Monday, November 8, 2021

WILLARD (1971)



WILLARD may be seen as a bridge between the psycho-killer flicks of the sixties and the "nature gone wild" movies of the seventies. In most of the later films, like 1972's FROGS, it's the capricious critters who are the stars. But to the credit of director Daniel Mann and screenplay-author Gilbert Ralston, the character of the titular Willard carries the film. (As I remember the human viewpoint character of the sequel BEN does not far so well and is overshadowed by his rodent comrades.)

Willard Stiles (Bruce Davison) is a repressed twenty-something who works at a shipping company. At one point Willard's late father owned the company, but the father's partner Al Martin (Ernest Borgnine) has somehow taken over the company. Martin constantly finds fault with Willard, claiming that only a promise to Willard's widowed mother Henrietta binds Martin to keep the young man on. But Martin's real motive is that he feels free to push Willard around, requiring him to work nights and weekends but never giving the youth a raise in his salary. Over the course of the film it will become obvious that Martin is the sort of grifter who's not satisfied with bilking his partner of his company: he has to continue tormenting the late partner's son to make himself feel powerful. Further, the crumbling old house in which Willard and Henrietta reside becomes another target for Willard's greed.

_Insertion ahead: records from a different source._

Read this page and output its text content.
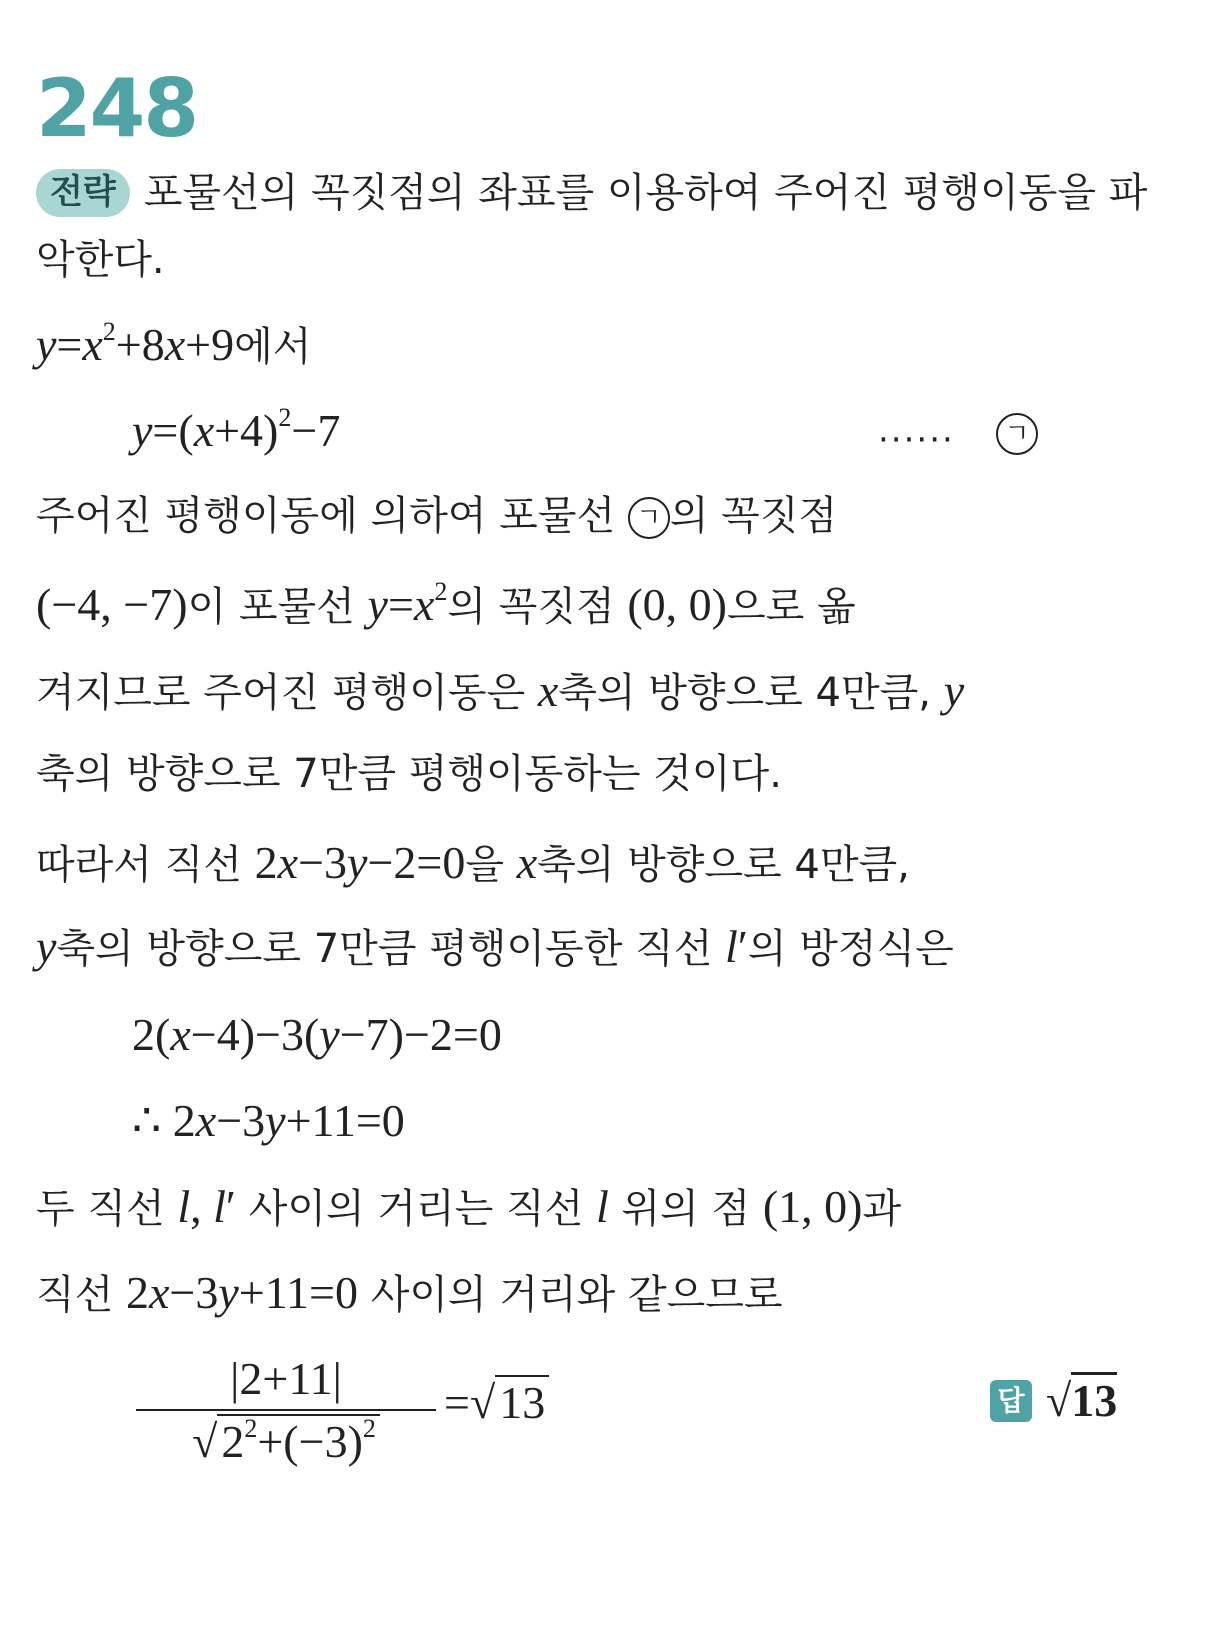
248
전략 포물선의 꼭짓점의 좌표를 이용하여 주어진 평행이동을 파
악한다.
$y=x^2+8x+9$에서
$y=(x+4)^2-7$	······	ㄱ
주어진 평행이동에 의하여 포물선 ㄱ 의 꼭짓점
(−4, −7)이 포물선 $y=x^2$의 꼭짓점 (0, 0)으로 옮
겨지므로 주어진 평행이동은 x축의 방향으로 4만큼, y
축의 방향으로 7만큼 평행이동하는 것이다.
따라서 직선 2x−3y−2=0을 x축의 방향으로 4만큼,
y축의 방향으로 7만큼 평행이동한 직선 l′의 방정식은
2(x−4)−3(y−7)−2=0
∴ 2x−3y+11=0
두 직선 l, l′ 사이의 거리는 직선 l 위의 점 (1, 0)과
직선 2x−3y+11=0 사이의 거리와 같으므로
|2+11|
$√2^2+(-3)^2$
=√13	답 √13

Henrietta (Elsa Lanchester) has become something of a smother-mother by dint of her illness and her total dependence on her son. Willard lives in a bubble, defined by his work and his mother's needs. Yet the antiquated house also becomes the source of Willard's only friends: a nest of rats that take up residence there. Willard, starved for a real connection, befriends the rats and makes a home for them in the basement, all without the knowledge of his rat-hating mother.

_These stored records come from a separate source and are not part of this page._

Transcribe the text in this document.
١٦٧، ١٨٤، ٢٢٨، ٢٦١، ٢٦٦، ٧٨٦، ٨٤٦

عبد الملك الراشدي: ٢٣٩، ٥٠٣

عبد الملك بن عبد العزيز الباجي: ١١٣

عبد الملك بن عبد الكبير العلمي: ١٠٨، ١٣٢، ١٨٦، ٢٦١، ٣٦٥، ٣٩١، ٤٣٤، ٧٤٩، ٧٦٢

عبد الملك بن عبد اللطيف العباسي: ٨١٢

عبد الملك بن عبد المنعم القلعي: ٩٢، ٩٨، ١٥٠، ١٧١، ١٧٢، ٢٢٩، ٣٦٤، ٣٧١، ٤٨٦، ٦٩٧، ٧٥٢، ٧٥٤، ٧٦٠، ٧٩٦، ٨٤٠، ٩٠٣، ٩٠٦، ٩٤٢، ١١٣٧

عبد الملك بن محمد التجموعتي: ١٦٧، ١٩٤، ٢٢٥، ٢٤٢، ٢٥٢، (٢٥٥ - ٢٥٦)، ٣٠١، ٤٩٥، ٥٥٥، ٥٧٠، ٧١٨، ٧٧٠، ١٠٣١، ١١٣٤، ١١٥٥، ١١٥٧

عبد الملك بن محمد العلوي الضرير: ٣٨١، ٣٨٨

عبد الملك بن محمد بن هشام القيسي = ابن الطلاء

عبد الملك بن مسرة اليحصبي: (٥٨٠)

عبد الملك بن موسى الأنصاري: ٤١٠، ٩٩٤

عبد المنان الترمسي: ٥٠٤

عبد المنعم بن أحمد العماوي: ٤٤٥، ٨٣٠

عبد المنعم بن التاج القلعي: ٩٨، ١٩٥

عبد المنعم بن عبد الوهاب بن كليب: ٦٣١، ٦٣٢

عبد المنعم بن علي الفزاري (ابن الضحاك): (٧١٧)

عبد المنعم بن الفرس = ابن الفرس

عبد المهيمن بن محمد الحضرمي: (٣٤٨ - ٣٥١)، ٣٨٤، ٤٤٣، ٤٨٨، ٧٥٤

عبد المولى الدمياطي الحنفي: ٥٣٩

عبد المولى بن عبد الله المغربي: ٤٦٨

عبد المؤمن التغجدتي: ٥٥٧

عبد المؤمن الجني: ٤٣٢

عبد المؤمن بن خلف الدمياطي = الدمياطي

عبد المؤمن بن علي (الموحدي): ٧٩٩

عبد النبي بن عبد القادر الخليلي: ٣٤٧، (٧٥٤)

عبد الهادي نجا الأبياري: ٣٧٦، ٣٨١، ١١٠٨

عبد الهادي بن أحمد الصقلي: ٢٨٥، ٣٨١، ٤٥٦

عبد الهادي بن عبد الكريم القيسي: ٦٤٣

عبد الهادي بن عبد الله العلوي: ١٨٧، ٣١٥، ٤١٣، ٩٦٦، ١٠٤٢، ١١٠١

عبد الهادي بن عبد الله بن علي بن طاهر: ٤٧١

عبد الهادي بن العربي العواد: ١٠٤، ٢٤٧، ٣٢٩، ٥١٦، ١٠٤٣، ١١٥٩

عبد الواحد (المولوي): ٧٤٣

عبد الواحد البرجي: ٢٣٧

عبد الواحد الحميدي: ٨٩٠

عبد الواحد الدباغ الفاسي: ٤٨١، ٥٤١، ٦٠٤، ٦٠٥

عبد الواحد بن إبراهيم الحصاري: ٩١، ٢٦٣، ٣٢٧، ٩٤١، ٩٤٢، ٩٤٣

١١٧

The 1971 film develops its narrative slowly but deliberately, depending less on violence than on mounting frustration and the occasional shocks from the squirming rodents. When Willard does take action against his nasty boss, it's on the level of a prank, letting loose his ratty allies in a party hosted by Martin. However, Henrietta dies the next day, and Willard finds himself swamped in debt, not least to pay for the upkeep of the burgeoning rat colony. Not even a little romantic attention from Joan, a sweet young temporary at the shipping company, can reduce Willard's troubles.

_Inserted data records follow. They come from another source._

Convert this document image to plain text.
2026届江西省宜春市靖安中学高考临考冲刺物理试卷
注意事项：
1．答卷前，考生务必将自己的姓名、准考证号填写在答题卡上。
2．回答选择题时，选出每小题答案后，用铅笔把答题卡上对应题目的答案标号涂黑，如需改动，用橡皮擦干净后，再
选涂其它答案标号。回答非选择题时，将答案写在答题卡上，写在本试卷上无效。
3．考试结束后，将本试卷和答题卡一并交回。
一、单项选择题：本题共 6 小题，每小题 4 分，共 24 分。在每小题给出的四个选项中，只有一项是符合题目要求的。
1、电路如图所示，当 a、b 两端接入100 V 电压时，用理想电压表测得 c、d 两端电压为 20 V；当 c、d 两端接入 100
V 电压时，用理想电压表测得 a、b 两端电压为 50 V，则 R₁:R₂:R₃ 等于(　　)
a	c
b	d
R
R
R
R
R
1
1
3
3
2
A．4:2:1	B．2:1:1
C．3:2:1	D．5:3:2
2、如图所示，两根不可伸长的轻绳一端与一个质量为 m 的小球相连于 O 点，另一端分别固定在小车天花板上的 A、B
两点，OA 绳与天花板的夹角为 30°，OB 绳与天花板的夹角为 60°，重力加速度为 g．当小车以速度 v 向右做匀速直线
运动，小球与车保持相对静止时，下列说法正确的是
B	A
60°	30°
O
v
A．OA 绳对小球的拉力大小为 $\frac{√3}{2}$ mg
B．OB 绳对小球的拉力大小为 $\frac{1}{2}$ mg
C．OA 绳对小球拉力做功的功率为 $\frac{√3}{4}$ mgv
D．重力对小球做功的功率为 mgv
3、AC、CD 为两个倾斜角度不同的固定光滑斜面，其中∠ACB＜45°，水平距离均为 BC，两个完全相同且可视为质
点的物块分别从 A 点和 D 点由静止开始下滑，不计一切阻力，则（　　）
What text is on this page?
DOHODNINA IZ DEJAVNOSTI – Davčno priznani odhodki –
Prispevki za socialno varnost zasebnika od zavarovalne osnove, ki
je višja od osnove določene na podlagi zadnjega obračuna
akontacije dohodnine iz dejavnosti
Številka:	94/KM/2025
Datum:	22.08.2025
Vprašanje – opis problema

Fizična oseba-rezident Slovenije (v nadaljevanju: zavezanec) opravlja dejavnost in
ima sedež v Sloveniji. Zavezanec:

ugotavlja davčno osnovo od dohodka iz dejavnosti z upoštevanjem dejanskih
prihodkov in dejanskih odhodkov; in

Willard takes the next logical step: employing his rat army to help him rip off one of Martin's clients. But Willard makes the mistake of taking one of his friends to work, for Martin sees the rat and squashes it. This pushes Willard to full metal psycho, bringing about the movie's key scene, with Martin suffering the death of a thousand bites. However, Willard then tries to divest himself of his former buddies, particularly the one called Ben, who for some reason becomes the pack's new alpha-- and the biter gets bit, literally. I've not seen the 2003 remake, but it will have to go the extra mile to beat out Davison's subdued psycho-rat-wrangler.